Semua itu tidak akan tercapai tanpa Polri yang profesional, modern, dan akuntabel. Investor, pelaku usaha, dan masyarakat luas membutuhkan jaminan bahwa hukum ditegakkan secara konsisten dan aparat keamanan bekerja berdasarkan prinsip penegakan hukum yang berkeadilan. Dalam konteks ini, reformasi Polri harus dipahami sebagai prasyarat pembangunan, bukan sekadar pembenahan internal lembaga.

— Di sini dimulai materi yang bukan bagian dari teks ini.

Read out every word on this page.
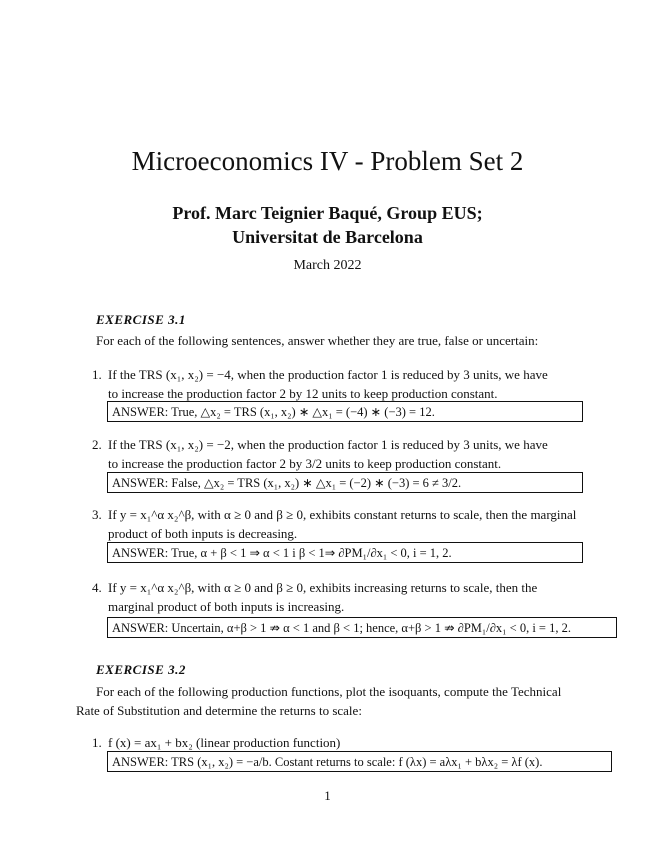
Microeconomics IV - Problem Set 2
Prof. Marc Teignier Baqué, Group EUS;
Universitat de Barcelona
March 2022
EXERCISE 3.1
For each of the following sentences, answer whether they are true, false or uncertain:
1. If the TRS (x₁, x₂) = −4, when the production factor 1 is reduced by 3 units, we have
to increase the production factor 2 by 12 units to keep production constant.
ANSWER: True, △x₂ = TRS (x₁, x₂) ∗ △x₁ = (−4) ∗ (−3) = 12.
2. If the TRS (x₁, x₂) = −2, when the production factor 1 is reduced by 3 units, we have
to increase the production factor 2 by 3/2 units to keep production constant.
ANSWER: False, △x₂ = TRS (x₁, x₂) ∗ △x₁ = (−2) ∗ (−3) = 6 ≠ 3/2.
3. If y = x₁^α x₂^β, with α ≥ 0 and β ≥ 0, exhibits constant returns to scale, then the marginal
product of both inputs is decreasing.
ANSWER: True, α + β < 1 ⇒ α < 1 i β < 1⇒ ∂PM₁/∂x₁ < 0, i = 1, 2.
4. If y = x₁^α x₂^β, with α ≥ 0 and β ≥ 0, exhibits increasing returns to scale, then the
marginal product of both inputs is increasing.
ANSWER: Uncertain, α+β > 1 ⇏ α < 1 and β < 1; hence, α+β > 1 ⇏ ∂PM₁/∂x₁ < 0, i = 1, 2.
EXERCISE 3.2
For each of the following production functions, plot the isoquants, compute the Technical
Rate of Substitution and determine the returns to scale:
1. f (x) = ax₁ + bx₂ (linear production function)
ANSWER: TRS (x₁, x₂) = −a/b. Costant returns to scale: f (λx) = aλx₁ + bλx₂ = λf (x).
1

Pengalaman negara-negara maju menunjukkan bahwa keamanan yang demokratis dan penegakan hukum yang kredibel merupakan fondasi pertumbuhan ekonomi dan stabilitas sosial. Pada akhirnya, percepatan reformasi Polri adalah soal legacy kebangsaan: apakah Indonesia Maju 2025 akan ditopang oleh aparat penegak hukum yang profesional dan dipercaya rakyat, atau justru dibayangi oleh krisis kepercayaan yang berulang.

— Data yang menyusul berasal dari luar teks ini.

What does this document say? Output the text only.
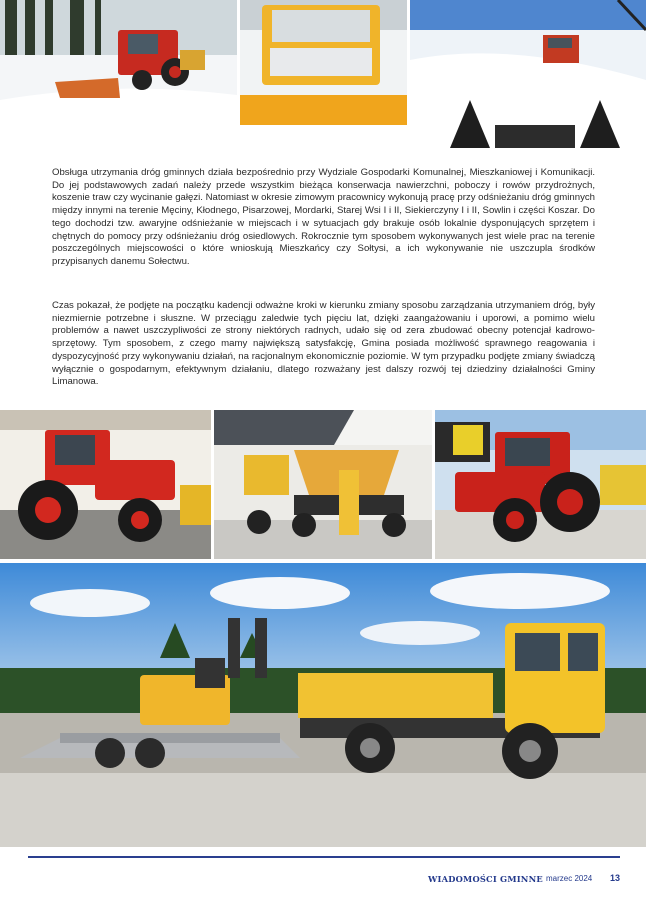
Obsługa utrzymania dróg gminnych działa bezpośrednio przy Wydziale Gospodarki Komunalnej, Mieszkaniowej i Komunikacji. Do jej podstawowych zadań należy przede wszystkim bieżąca konserwacja nawierzchni, poboczy i rowów przydrożnych, koszenie traw czy wycinanie gałęzi. Natomiast w okresie zimowym pracownicy wykonują pracę przy odśnieżaniu dróg gminnych między innymi na terenie Męciny, Kłodnego, Pisarzowej, Mordarki, Starej Wsi I i II, Siekierczyny I i II, Sowlin i części Koszar. Do tego dochodzi tzw. awaryjne odśnieżanie w miejscach i w sytuacjach gdy brakuje osób lokalnie dysponujących sprzętem i chętnych do pomocy przy odśnieżaniu dróg osiedlowych. Rokrocznie tym sposobem wykonywanych jest wiele prac na terenie poszczególnych miejscowości o które wnioskują Mieszkańcy czy Sołtysi, a ich wykonywanie nie uszczupla środków przypisanych danemu Sołectwu.

Czas pokazał, że podjęte na początku kadencji odważne kroki w kierunku zmiany sposobu zarządzania utrzymaniem dróg, były niezmiernie potrzebne i słuszne. W przeciągu zaledwie tych pięciu lat, dzięki zaangażowaniu i uporowi, a pomimo wielu problemów a nawet uszczypliwości ze strony niektórych radnych, udało się od zera zbudować obecny potencjał kadrowo-sprzętowy. Tym sposobem, z czego mamy największą satysfakcję, Gmina posiada możliwość sprawnego reagowania i dyspozycyjność przy wykonywaniu działań, na racjonalnym ekonomicznie poziomie. W tym przypadku podjęte zmiany świadczą wyłącznie o gospodarnym, efektywnym działaniu, dlatego rozważany jest dalszy rozwój tej dziedziny działalności Gminy Limanowa.

WIADOMOŚCI GMINNE marzec 2024 13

Reformasi Polri yang sungguh-sungguh akan memperkuat negara hukum, meningkatkan kepercayaan publik, dan menciptakan stabilitas nasional yang berkelanjutan.
Kita tentunya berharap percepatan Reformasi Polri akan mampu menciptakan stabilitas keamanan dan supremasi hukum, dua fondasi penting untuk pembangunan ekonomi dan sosial. Inilah makna strategis percepatan Reformasi Polri , yang bukan hanya sekadar memperbaiki institusi, tetapi juga menjaga masa depan Indonesia sebagai negara demokratis, adil, dan berdaulat.
Dengan Polri yang profesional, kuat, dan dipercaya publik, iklim investasi dan demokrasi akan semakin kondusif, dengan penegakan kepastian hukum yang berkeadilan demi mendukung Indonesia Emas 2045. Semoga.